2.3 Final remarks: can we improve these results?
Surely we can! I will leave some ideas below, you can try to find others. I also strongly recommend Hillis' paper: it is full of nice ideas.
- Varying \(\beta\): in the function "beta_softmax" there is a parameter beta. It plays the role of the Boltzmann constant (that's what inspired me, actually), which is proportional to 1/T, where T is the temperature. The idea could be to take \(T \downarrow 0\), in what is known as quenching. In each epoch we could lower T a little (hence making \(\beta\) a bit larger). Physically, doing it too fast is known as quenching, whereas doing it slowly is known as anneling. Some people call it "tempering". As an optimization technique, this idea became widespread after an interesting paper by Fitzpatrick and others in the 80s.

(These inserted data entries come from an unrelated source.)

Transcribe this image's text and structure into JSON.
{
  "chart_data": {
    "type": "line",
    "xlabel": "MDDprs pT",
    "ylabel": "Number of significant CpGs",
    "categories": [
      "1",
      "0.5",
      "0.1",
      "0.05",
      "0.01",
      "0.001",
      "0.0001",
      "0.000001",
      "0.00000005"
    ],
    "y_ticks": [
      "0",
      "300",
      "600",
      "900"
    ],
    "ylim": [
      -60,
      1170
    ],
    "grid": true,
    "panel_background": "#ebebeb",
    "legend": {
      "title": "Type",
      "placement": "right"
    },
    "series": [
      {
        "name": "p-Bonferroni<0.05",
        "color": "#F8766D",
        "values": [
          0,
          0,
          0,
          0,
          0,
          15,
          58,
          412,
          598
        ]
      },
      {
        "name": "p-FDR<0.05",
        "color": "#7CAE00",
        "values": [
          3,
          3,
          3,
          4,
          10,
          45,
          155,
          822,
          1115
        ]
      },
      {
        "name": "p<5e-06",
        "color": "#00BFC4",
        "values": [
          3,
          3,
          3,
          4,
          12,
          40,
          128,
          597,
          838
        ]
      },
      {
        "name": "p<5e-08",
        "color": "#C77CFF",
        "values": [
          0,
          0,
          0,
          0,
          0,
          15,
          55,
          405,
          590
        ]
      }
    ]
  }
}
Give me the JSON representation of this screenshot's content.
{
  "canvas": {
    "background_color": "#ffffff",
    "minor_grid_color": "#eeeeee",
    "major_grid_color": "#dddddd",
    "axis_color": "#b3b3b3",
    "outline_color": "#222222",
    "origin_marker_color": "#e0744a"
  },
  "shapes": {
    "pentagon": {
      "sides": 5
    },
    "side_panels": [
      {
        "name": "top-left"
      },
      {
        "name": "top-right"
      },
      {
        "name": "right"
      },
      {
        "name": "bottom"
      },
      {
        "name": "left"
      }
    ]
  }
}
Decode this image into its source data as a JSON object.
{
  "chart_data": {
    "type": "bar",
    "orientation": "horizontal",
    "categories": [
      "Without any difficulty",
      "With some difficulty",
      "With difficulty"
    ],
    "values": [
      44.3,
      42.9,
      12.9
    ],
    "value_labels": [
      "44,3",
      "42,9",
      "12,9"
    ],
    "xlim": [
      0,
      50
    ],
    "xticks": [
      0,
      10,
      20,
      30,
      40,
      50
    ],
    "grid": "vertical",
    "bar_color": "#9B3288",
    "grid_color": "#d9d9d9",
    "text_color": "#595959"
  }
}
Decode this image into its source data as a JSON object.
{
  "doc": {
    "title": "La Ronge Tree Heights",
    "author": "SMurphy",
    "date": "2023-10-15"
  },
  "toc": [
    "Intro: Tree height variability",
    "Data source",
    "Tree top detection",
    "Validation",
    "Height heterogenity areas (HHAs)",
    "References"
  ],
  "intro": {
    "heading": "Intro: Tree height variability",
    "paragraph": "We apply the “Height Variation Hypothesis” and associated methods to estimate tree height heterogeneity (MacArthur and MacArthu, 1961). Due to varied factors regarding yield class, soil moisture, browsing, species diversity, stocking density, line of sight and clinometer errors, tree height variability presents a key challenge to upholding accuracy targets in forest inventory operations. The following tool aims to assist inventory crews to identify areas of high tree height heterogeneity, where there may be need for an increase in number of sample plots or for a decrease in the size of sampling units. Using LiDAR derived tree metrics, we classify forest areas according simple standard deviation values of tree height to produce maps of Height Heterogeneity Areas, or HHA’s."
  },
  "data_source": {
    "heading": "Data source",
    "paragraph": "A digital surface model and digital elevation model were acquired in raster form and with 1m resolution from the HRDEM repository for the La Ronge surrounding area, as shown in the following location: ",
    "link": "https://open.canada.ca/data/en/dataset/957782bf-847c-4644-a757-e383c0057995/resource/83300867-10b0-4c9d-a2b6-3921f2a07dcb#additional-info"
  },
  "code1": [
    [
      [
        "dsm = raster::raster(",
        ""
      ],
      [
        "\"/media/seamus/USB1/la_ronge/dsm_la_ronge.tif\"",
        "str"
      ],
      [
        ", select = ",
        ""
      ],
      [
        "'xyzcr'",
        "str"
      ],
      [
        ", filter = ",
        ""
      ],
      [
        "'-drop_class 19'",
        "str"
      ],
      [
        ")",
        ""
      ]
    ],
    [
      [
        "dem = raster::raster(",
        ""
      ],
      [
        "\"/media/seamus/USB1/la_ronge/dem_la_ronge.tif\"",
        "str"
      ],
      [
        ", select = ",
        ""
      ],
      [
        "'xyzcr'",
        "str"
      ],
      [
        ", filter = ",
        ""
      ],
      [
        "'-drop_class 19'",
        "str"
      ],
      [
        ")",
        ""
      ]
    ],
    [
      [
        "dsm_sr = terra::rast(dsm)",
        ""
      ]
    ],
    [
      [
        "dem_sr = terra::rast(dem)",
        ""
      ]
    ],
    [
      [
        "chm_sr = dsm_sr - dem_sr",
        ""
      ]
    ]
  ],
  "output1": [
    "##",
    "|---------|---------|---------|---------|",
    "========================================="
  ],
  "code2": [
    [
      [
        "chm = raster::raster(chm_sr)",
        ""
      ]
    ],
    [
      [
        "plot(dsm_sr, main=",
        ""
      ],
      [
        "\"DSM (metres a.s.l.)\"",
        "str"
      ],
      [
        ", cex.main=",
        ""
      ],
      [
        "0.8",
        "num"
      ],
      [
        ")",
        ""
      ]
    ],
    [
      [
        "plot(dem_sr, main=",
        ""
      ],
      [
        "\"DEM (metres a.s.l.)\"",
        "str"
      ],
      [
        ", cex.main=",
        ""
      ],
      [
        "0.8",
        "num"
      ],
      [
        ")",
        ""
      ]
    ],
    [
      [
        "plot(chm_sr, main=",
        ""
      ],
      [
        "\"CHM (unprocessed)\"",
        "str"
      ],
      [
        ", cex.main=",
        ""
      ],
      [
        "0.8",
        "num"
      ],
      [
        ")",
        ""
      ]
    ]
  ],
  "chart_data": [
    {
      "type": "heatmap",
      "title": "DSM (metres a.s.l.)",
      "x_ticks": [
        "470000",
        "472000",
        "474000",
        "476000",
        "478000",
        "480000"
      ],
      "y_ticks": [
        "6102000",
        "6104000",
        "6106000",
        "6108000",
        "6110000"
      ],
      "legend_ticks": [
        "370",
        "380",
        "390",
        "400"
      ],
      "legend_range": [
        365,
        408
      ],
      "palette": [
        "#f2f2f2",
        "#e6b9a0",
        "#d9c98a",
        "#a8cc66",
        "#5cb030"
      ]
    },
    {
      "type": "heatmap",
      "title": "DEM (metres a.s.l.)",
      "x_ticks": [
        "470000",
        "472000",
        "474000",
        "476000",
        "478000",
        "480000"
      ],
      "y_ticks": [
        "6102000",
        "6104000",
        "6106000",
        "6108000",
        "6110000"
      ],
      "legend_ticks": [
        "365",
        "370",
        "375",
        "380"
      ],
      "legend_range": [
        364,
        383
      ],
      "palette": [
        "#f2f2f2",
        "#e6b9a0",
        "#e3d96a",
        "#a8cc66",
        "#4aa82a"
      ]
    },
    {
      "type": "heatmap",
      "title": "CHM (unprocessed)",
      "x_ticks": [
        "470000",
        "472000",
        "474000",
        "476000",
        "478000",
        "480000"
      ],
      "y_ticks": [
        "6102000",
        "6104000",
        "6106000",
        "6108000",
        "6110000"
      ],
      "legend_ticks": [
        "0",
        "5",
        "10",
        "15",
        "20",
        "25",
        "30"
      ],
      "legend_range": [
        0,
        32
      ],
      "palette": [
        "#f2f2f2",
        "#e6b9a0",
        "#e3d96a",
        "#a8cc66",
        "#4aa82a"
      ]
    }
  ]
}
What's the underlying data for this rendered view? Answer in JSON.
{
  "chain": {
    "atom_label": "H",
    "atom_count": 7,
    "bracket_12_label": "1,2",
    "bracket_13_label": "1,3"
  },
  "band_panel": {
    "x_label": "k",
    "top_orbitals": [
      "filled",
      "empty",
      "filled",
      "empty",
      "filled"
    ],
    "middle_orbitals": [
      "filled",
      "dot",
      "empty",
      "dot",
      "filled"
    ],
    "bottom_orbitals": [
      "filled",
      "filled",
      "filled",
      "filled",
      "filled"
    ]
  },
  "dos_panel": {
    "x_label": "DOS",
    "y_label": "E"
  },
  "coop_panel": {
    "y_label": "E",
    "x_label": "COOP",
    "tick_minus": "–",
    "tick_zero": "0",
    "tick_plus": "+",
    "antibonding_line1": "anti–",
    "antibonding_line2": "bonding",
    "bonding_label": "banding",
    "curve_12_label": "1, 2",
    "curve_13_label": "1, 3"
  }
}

- Desing different crossovers: I only did one type, where we choose a point in the genome and cut. But why not crossing over in many different points? That would be possible too
- Diminishing the mutation probability and crossover probability through time: this is similar to the idea 1.
The range of possibilities is enormous. If you are really interested you should take a look at Hillis' paper and at the MIT OCW reference.